We will now take one more question. The last question is from the line of Ellie Merle from UBS.

Eliana Rachel Merle

Just in terms of thinking about the profitability of the COVID vaccine business, just how should we think about the Pfizer COVID vaccine gross profit margins going forward just given the endemic market and the impact this has on the revenue you recognize? You mentioned the continued shift to single-dose vials and prefilled syringes. Just trying to think about how you're thinking about long-term potential margins for that business and the impact on the revenues that you'd recognize as part of the profit share.

Ryan Richardson

I'll start, and then Jens I think can come in.
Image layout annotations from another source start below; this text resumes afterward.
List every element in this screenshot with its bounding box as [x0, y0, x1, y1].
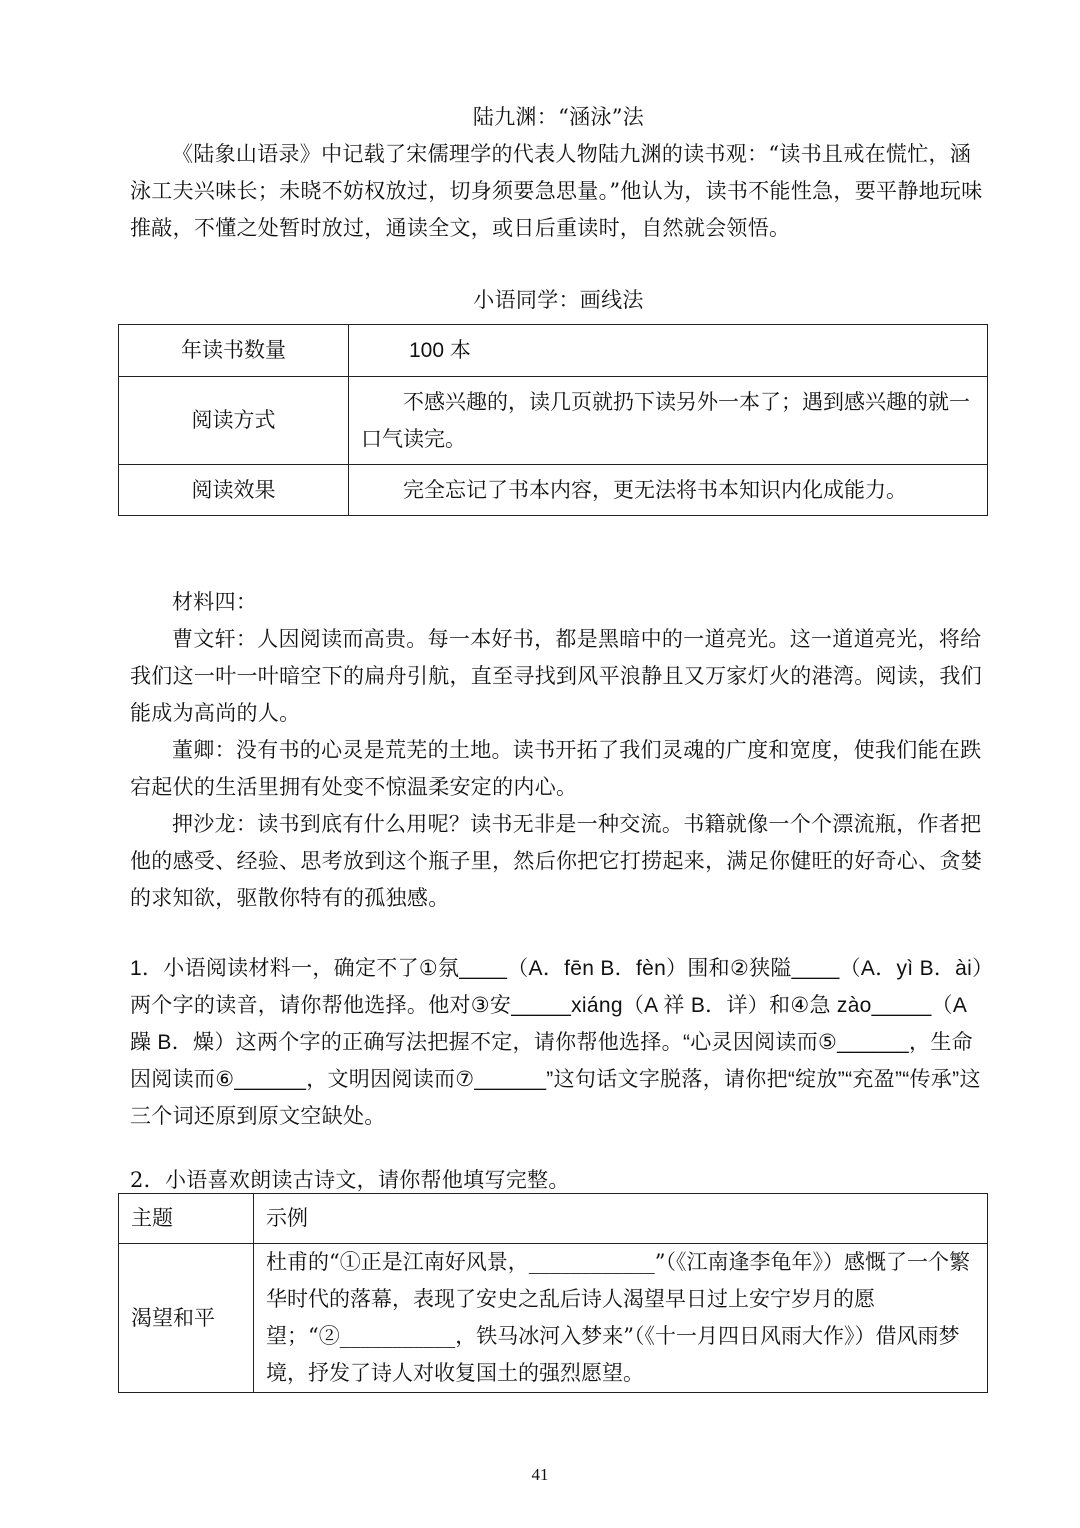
- row-value: 100 本: [349, 325, 988, 377]
- table-row: [119, 325, 988, 377]
- table1-caption: 小语同学：画线法: [473, 288, 644, 312]
- table-header-row: [119, 1194, 988, 1244]
- table-row: [119, 465, 988, 516]
- luj-paragraph: 《陆象山语录》中记载了宋儒理学的代表人物陆九渊的读书观：“读书且戒在慌忙，涵泳工夫兴味长；未晓不妨权放过，切身须要急思量。”他认为，读书不能性急，要平静地玩味推敲，不懂之处暂时放过，通读全文，或日后重读时，自然就会领悟。: [130, 142, 983, 240]
- row-example: 杜甫的“①正是江南好风景，____________”（《江南逢李龟年》）感慨了一个繁华时代的落幕，表现了安史之乱后诗人渴望早日过上安宁岁月的愿望；“②___________，铁马冰河入梦来”（《十一月四日风雨大作》）借风雨梦境，抒发了诗人对收复国土的强烈愿望。: [254, 1244, 988, 1393]
- question-2-prompt: 2．小语喜欢朗读古诗文，请你帮他填写完整。: [130, 1168, 570, 1192]
- row-label: 阅读方式: [119, 377, 349, 465]
- row-theme: 渴望和平: [119, 1244, 254, 1393]
- header-example: 示例: [254, 1194, 988, 1244]
- section-title: 陆九渊：“涵泳”法: [472, 105, 645, 129]
- row-value: 完全忘记了书本内容，更无法将书本知识内化成能力。: [349, 465, 988, 516]
- material4: [130, 584, 987, 917]
- section-paragraph: [130, 136, 987, 247]
- quote-cao: 曹文轩：人因阅读而高贵。每一本好书，都是黑暗中的一道亮光。这一道道亮光，将给我们这一叶一叶暗空下的扁舟引航，直至寻找到风平浪静且又万家灯火的港湾。阅读，我们能成为高尚的人。: [130, 627, 982, 725]
- poetry-table: [118, 1193, 988, 1393]
- row-value: 不感兴趣的，读几页就扔下读另外一本了；遇到感兴趣的就一口气读完。: [349, 377, 988, 465]
- material4-heading: 材料四：: [172, 590, 258, 614]
- row-label: 阅读效果: [119, 465, 349, 516]
- row-label: 年读书数量: [119, 325, 349, 377]
- quote-ya: 押沙龙：读书到底有什么用呢？读书无非是一种交流。书籍就像一个个漂流瓶，作者把他的感受、经验、思考放到这个瓶子里，然后你把它打捞起来，满足你健旺的好奇心、贪婪的求知欲，驱散你特有的孤独感。: [130, 812, 982, 910]
- header-theme: 主题: [119, 1194, 254, 1244]
- reading-table: [118, 324, 988, 516]
- question-1: 1．小语阅读材料一，确定不了①氛____（A．fēn B．fèn）围和②狭隘____（A．yì B．ài）两个字的读音，请你帮他选择。他对③安_____xiáng（A 祥 B．详）和④急 zào_____（A 躁 B．燥）这两个字的正确写法把握不定，请你帮他选择。“心灵因阅读而⑤______，生命因阅读而⑥______，文明因阅读而⑦______”这句话文字脱落，请你把“绽放”“充盈”“传承”这三个词还原到原文空缺处。: [130, 957, 983, 1128]
- table-row: [119, 377, 988, 465]
- page-number: 41: [531, 1465, 549, 1484]
- table-row: [119, 1244, 988, 1393]
- quote-dong: 董卿：没有书的心灵是荒芜的土地。读书开拓了我们灵魂的广度和宽度，使我们能在跌宕起伏的生活里拥有处变不惊温柔安定的内心。: [130, 738, 982, 799]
So, I think the short answer is that we expect the COVID vaccine franchise to continue to be highly cash generative and highly profitable on a product basis for us going forward. You rightly point out the shift to endemic market that we've talked about today. You have to remember that because we share gross profits 50-50 with Pfizer and the bulk of our revenue comes in the form of a Pfizer gross profit share from countries outside of Germany and Turkey, which are our revenue reporting regions, because of that, we don't expect the direct shift to single-dose vial and prefilled syringes to have a significant effect on our gross margins. Because it's already -- most of that revenue is already coming to us net of cost of goods. It's rather the mix between Germany and Turkey -- the relative contribution of Germany, Turkey to the total that would affect the gross margins.

Jens H. Holstein

Yes. I think you said it basically. So, everything that comes from Pfizer is 100% profit for us. So the relation between what we generate as revenue and what Pfizer generates is actually driving the story here at the end of the day. Remember, we have multi-dose contracts anyway for the next couple of years for the COVID stand-alone solution at this point in time. So, Ryan made the point.

Ryan Richardson

Does that answer your question? Okay. Thank you.

Operator

Thank you. And that concludes the question-and-answer session. I will now hand back to the speakers for any closing remarks.

Ryan Richardson

Thank you very much for joining our call. We look forward to speaking with you again tomorrow.

Operator

Thank you. That does conclude the conference for today. Thank you for participating, and you may now disconnect.